The most popular part of the Kungsleden is its northernmost stretch, easily reached by a brief Scandinavian Airlines flight and bus ride, or an overnight train from Stockholm. The train stops across from one of the biggest and busiest mountain lodges along the trail, in Abisko.

The tiny village is world-renowned for its view of the northern lights, and Japanese tour groups there were no surprise, since the lights are revered in Japanese culture.

But I almost wished that someone would sound an alarm when the lights appear. I spent the evening in the lodge’s one-room library, hopping up from time to time to glance outside. Eventually, I returned to the dormitory to sleep, then I happened to glance up and there they were, glowing green and slowly moving across the sky.

From Abisko, the Kungsleden offers a multi-day hike, accessible by public transport, with huts along the way. On the trail, you can also camp pretty much wherever you like. During hiking season, shelters are open with gas stoves, bunk beds, woodstoves for heat and candles for light. Water comes from nearby streams.

You’re expected to fend for yourself. I quickly learned how to saw wood and light fires. Custodians welcome you with a glass of juice, take payments and show you around. Bring your own food for the entire weeklong hike in case the small shops in some shelters run low on staples like pasta and canned protein. Try the fish balls.

Between shelters, hikes run 12 to 23km. From Abisko to the bustling mountain lodge at Kebnekaise, near the foot of Sweden’s tallest mountain, the walk is generally level or rolling. Marshy areas are crossed with two-plank walkways, and streams have bridges or stepping stones.

That almost relentlessly stony path is challenging, especially while carrying a backpack with a week’s worth of food. But a good number of Kungsleden hikers were middle-aged, including a lanky 70-year-old man from Denmark and a pair of Swedish women in their 60s.

Near the shelter at Salka, located in a vast bowl formed where valleys meet, I stood still for several minutes as a small herd of reindeer wandered across the trail. Their leader snuffed in seeming impatience, and the younger ones butted and played.

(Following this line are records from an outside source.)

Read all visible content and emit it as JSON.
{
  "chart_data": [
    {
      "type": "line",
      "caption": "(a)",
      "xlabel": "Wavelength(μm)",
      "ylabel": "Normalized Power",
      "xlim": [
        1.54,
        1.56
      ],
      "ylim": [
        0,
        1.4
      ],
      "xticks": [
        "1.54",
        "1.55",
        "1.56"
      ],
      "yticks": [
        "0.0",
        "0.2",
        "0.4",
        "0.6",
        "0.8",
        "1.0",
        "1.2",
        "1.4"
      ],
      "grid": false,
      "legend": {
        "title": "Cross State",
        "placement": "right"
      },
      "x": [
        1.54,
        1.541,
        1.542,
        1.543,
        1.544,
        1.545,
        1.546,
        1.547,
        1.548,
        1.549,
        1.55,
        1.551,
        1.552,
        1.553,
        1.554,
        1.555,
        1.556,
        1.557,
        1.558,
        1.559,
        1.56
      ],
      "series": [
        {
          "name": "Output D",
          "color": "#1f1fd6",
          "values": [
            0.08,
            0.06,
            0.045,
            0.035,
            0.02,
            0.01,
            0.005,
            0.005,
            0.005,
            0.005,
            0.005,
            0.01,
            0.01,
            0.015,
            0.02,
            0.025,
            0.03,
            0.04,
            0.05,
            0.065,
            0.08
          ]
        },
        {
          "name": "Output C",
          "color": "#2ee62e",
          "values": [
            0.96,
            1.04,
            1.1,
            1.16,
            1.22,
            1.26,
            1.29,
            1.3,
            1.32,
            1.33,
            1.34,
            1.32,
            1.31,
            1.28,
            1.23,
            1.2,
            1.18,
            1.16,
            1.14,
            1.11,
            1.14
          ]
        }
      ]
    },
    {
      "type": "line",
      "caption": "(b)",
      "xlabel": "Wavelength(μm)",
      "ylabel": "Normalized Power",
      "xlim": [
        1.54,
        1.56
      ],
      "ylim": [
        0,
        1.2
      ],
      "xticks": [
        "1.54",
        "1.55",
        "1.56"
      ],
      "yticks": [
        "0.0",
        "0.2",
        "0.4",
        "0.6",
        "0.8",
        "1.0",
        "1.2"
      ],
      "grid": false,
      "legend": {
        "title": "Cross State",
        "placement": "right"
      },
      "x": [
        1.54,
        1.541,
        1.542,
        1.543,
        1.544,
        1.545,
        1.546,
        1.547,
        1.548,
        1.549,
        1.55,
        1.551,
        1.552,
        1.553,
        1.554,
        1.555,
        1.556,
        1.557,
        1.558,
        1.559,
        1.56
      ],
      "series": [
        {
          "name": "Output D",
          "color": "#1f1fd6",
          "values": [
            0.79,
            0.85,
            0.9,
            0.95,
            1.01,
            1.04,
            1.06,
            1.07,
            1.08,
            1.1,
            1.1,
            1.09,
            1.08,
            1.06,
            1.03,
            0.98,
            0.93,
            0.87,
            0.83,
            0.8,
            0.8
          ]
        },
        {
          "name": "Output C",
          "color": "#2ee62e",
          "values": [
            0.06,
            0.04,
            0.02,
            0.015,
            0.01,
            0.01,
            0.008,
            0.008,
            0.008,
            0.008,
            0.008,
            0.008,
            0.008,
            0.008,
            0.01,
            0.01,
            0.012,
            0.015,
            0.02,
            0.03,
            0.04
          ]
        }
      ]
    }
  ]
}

The Kungsleden’s simple pleasures shift back to civilisation from the village of Nikkaluokta, a day’s hike from Kebnekaise, where a couple of buses a day during hiking season go to the regional centre of Kiruna less than an hour away.

The small mining city offers good local food at the Safari Cafe, a well-resourced tourist bureau, a striking old wooden church, a bookstore with a modest English section and the local branch of the Swedish chain H&M.

Good Swedish coffee is easily found. Kiruna also has several hostels and hotels, and a shared taxi to the airport a few kilometres away can be arranged.

From Kiruna, I flew back to Stockholm and spent my final day exploring neighbourhoods with the city’s bike-hire system and taking a ferry to one of thousands of islands in the Stockholm Archipelago on the edge of the Baltic Sea. In about 90 minutes I was on the tiny island of Grinda, following seaside paths, picking apples and contemplating a restaurant splurge at the sole hotel.

It was a simple, beautiful day. But without photos from that piece of my journey, I guess you’ll have to take my word for it.